— А что там около Московского вокзала?
— Там-то бурней всего эти дни. Тебе билет? Я сама пойду брать, а то ты ввяжешься.
Вот влип, так влип, ещё эти уличные волнения, действительно ввяжешься, нелепо.
— Егорик! Ну, ты можешь ехать к нам? И я тогда иду домой. Только Невский минуй, не пересекай. Как-нибудь от Фонтанки слева приезжай. Ты... — через паузу, — на Песочной?..
Наконец всё довернулось и решилось. И ломящее предчувствие — мрачно заменилось ясным действием.
— Да. Еду. Через час буду.
Но ещё докручивал ручкой резко отбой — а уже понял: с этим он не может выйти к Ольде. Он — всё равно не может ей передать, насколько и почему это ужасно. А если открыть — она начнёт снова воспитывать и учить его, как твёрже себя вести с Алиной, а это невыносимо, потому что она не понимает. И если открыть — сейчас невозможно будет уехать, а нужно остаться и разговаривать, разговаривать... Невозможно.
Стыдно лгать любовнице, но петроградские события давали ему единственную возможность вывернуться. (А что он такое от Веры услышал? — он едва сейчас вспоминал).
Ольда с испугом встретила его лицо.
— Да... — бормотал он, — очень серьёзно...
— А — что?
— Около Гостиного — полицию избивают. А около Московского вокзала что-то ещё хуже.
Да он конечно бы ей всё сказал! Если б она не отпугнула его вчерашними упорными внушениями. Была какая-то запретность — с ней это всё обсуждать.
— Как разыгралось! — не сводила Ольда с него глаз, и он побоялся, что угадает. — Что ты думаешь? Он молчал.
— Ну, не Девятьсот же Пятый, — уговаривала она себя и его. — Уже бывало. И в октябре, в тот самый день, когда мы познакомились, помнишь?
Да, правда, тогда было похожее. Так недавно. Тогда ещё не было у него этих маленьких плеч. Прошлые часы он совсем к ней остывал. А сейчас, как расставаться, — стала опять мила, желанна. Счастье моё неожиданное! Спасибо тебе за всё. Но — очернело во мне, стеснилось, и ты не можешь утешить. А вслух:
— Надо мне поехать кого-нибудь в штабах повидать, понять. На что ж рассчитывают? Как же можно так запускать? Вот тебе и... Самодержавие без воли — это, знаешь...

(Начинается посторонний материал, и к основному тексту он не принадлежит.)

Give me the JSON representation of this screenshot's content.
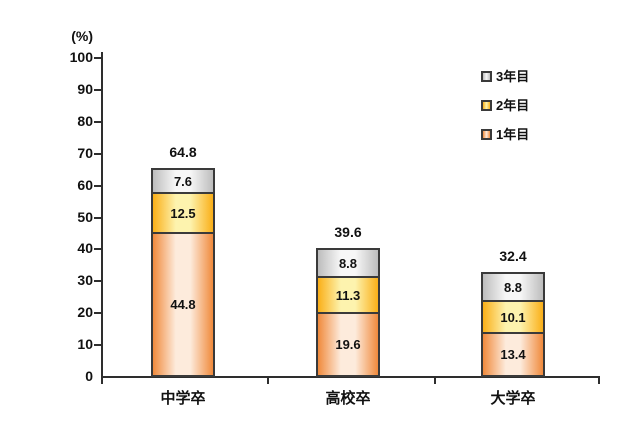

Делать-то надо же что-то. Сами же говорим.
Да, верно. Так.
— Но ты же к вечеру вернёшься? — то влекла вперёд, а вот уже удерживала.
Положение, и попрощаться открыто нельзя.
— Если не разыграется. Если там не понадоблюсь.
— Но тогда — хоть завтра! — ещё же завтрашний день наш!
Он вздохнул.
— Ну, ты по крайней мере скажешь мне в телефон — что и как?
— Да, конечно!
Поедим?
Нет, уже не сидится, всё колышется, корёжится.
— Но ещё же мы не расстаёмся? — сильней встревожилась Ольда.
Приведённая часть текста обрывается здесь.